With extravagant costumes and featuring himself in various characters, Oliver has crafted video that that looks behind for inspiration and forward with current musical tastes that features retro sounds that evoke modern music.
Oliver tells us:
The new video is “inspired by meme culture, the kind of aesthetic pop stars like Miss World and Charli XCX have perfected. I am dressed as all sorts of characters (a cardinal, in drag, as a french legionnaire) against a green screen in keeping with the song subject of being ‘dressed to the nines. It’s all improvised, as we wanted to make something quite lo-fi and spontaneous”.

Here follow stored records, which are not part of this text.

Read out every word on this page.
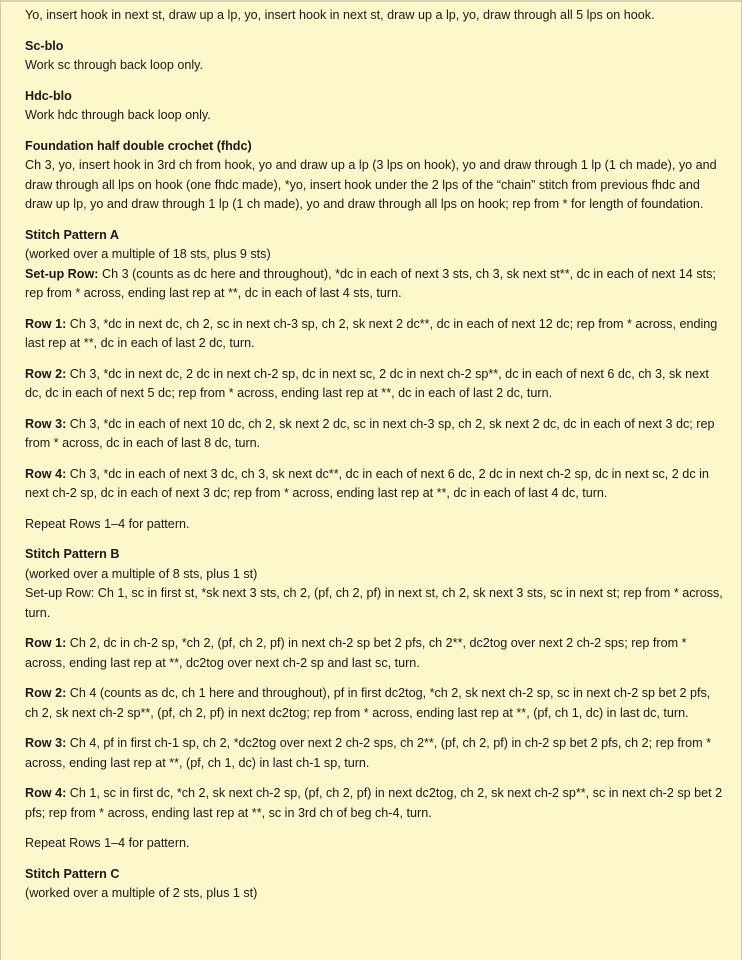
Yo, insert hook in next st, draw up a lp, yo, insert hook in next st, draw up a lp, yo, draw through all 5 lps on hook.

Sc-blo
Work sc through back loop only.

Hdc-blo
Work hdc through back loop only.

Foundation half double crochet (fhdc)
Ch 3, yo, insert hook in 3rd ch from hook, yo and draw up a lp (3 lps on hook), yo and draw through 1 lp (1 ch made), yo and draw through all lps on hook (one fhdc made), *yo, insert hook under the 2 lps of the “chain” stitch from previous fhdc and draw up lp, yo and draw through 1 lp (1 ch made), yo and draw through all lps on hook; rep from * for length of foundation.

Stitch Pattern A
(worked over a multiple of 18 sts, plus 9 sts)
Set-up Row: Ch 3 (counts as dc here and throughout), *dc in each of next 3 sts, ch 3, sk next st**, dc in each of next 14 sts; rep from * across, ending last rep at **, dc in each of last 4 sts, turn.

Row 1: Ch 3, *dc in next dc, ch 2, sc in next ch-3 sp, ch 2, sk next 2 dc**, dc in each of next 12 dc; rep from * across, ending last rep at **, dc in each of last 2 dc, turn.

Row 2: Ch 3, *dc in next dc, 2 dc in next ch-2 sp, dc in next sc, 2 dc in next ch-2 sp**, dc in each of next 6 dc, ch 3, sk next dc, dc in each of next 5 dc; rep from * across, ending last rep at **, dc in each of last 2 dc, turn.

Row 3: Ch 3, *dc in each of next 10 dc, ch 2, sk next 2 dc, sc in next ch-3 sp, ch 2, sk next 2 dc, dc in each of next 3 dc; rep from * across, dc in each of last 8 dc, turn.

Row 4: Ch 3, *dc in each of next 3 dc, ch 3, sk next dc**, dc in each of next 6 dc, 2 dc in next ch-2 sp, dc in next sc, 2 dc in next ch-2 sp, dc in each of next 3 dc; rep from * across, ending last rep at **, dc in each of last 4 dc, turn.

Repeat Rows 1–4 for pattern.

Stitch Pattern B
(worked over a multiple of 8 sts, plus 1 st)
Set-up Row: Ch 1, sc in first st, *sk next 3 sts, ch 2, (pf, ch 2, pf) in next st, ch 2, sk next 3 sts, sc in next st; rep from * across, turn.

Row 1: Ch 2, dc in ch-2 sp, *ch 2, (pf, ch 2, pf) in next ch-2 sp bet 2 pfs, ch 2**, dc2tog over next 2 ch-2 sps; rep from * across, ending last rep at **, dc2tog over next ch-2 sp and last sc, turn.

Row 2: Ch 4 (counts as dc, ch 1 here and throughout), pf in first dc2tog, *ch 2, sk next ch-2 sp, sc in next ch-2 sp bet 2 pfs, ch 2, sk next ch-2 sp**, (pf, ch 2, pf) in next dc2tog; rep from * across, ending last rep at **, (pf, ch 1, dc) in last dc, turn.

Row 3: Ch 4, pf in first ch-1 sp, ch 2, *dc2tog over next 2 ch-2 sps, ch 2**, (pf, ch 2, pf) in ch-2 sp bet 2 pfs, ch 2; rep from * across, ending last rep at **, (pf, ch 1, dc) in last ch-1 sp, turn.

Row 4: Ch 1, sc in first dc, *ch 2, sk next ch-2 sp, (pf, ch 2, pf) in next dc2tog, ch 2, sk next ch-2 sp**, sc in next ch-2 sp bet 2 pfs; rep from * across, ending last rep at **, sc in 3rd ch of beg ch-4, turn.

Repeat Rows 1–4 for pattern.

Stitch Pattern C
(worked over a multiple of 2 sts, plus 1 st)
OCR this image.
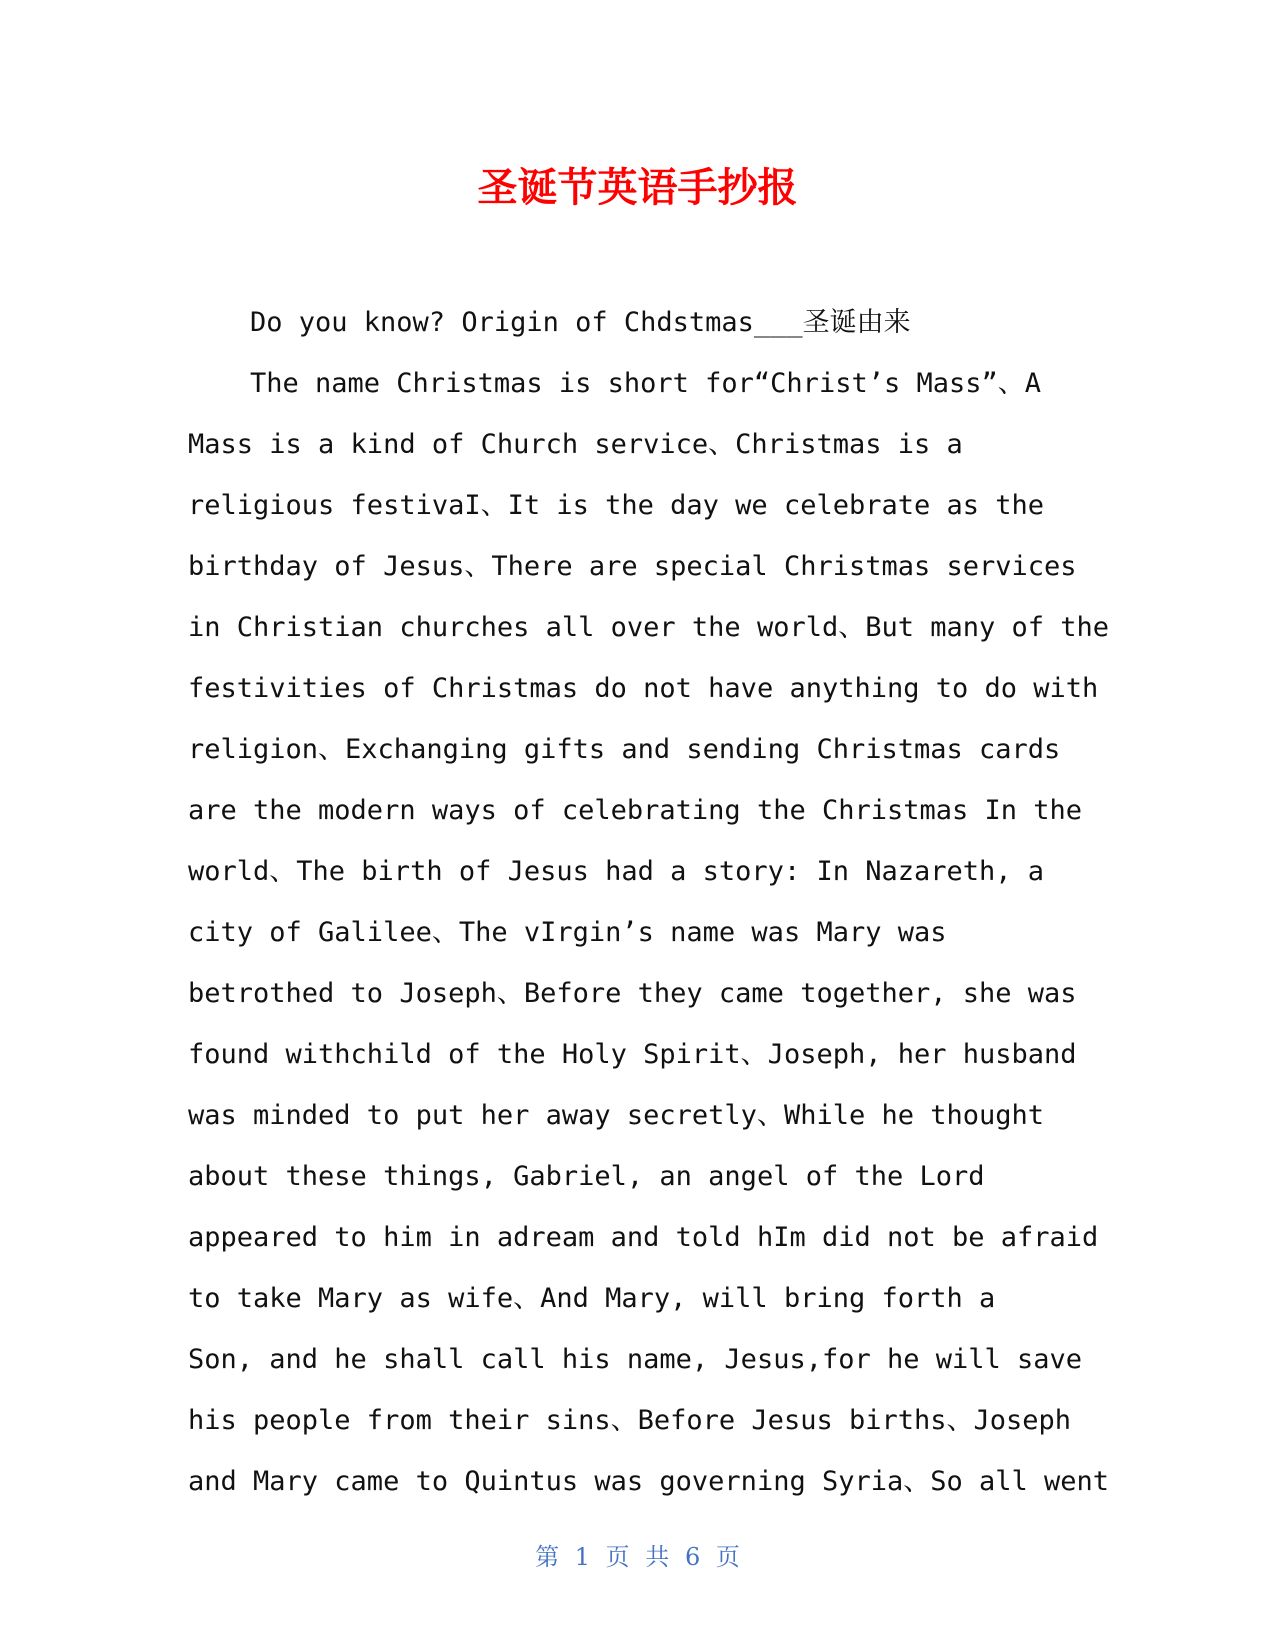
圣诞节英语手抄报
Do you know? Origin of Chdstmas___圣诞由来
The name Christmas is short for“Christ’s Mass”、A
Mass is a kind of Church service、Christmas is a
religious festivaI、It is the day we celebrate as the
birthday of Jesus、There are special Christmas services
in Christian churches all over the world、But many of the
festivities of Christmas do not have anything to do with
religion、Exchanging gifts and sending Christmas cards
are the modern ways of celebrating the Christmas In the
world、The birth of Jesus had a story: In Nazareth, a
city of Galilee、The vIrgin’s name was Mary was
betrothed to Joseph、Before they came together, she was
found withchild of the Holy Spirit、Joseph, her husband
was minded to put her away secretly、While he thought
about these things, Gabriel, an angel of the Lord
appeared to him in adream and told hIm did not be afraid
to take Mary as wife、And Mary, will bring forth a
Son, and he shall call his name, Jesus,for he will save
his people from their sins、Before Jesus births、Joseph
and Mary came to Quintus was governing Syria、So all went
第 1 页 共 6 页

The new track explores the argument used by misogynists and their belief that women who have been assaulted are to blame because of their choice of clothing. “I wanted to write from the perspective of a bitter misogynist and ‘To the Nines’ is an exposition of toxic male thinking. ‘To the Nines’ being an old English expression, which means ‘to dress flamboyantly or buoyantly”.
‘The nature of the recording was very spontaneous; I came into a studio with just a couple of chords and a vague idea of what I wanted the song to be. In the end, it was very natural, and the song seemed to flow from one idea to another, which culminated in quite a flamboyant sound, mirroring the song’s title. The way I see it, what better way is there to tackle this subject than a bit of flamboyance.”
This video is far more than a vehicle to present Oliver’s music. It explores a problematic and often jarring reality and brings it to us a teaching tool. I enjoyed this video, and I suggest it as a great track to dance along with. Enjoy your summer and live safely.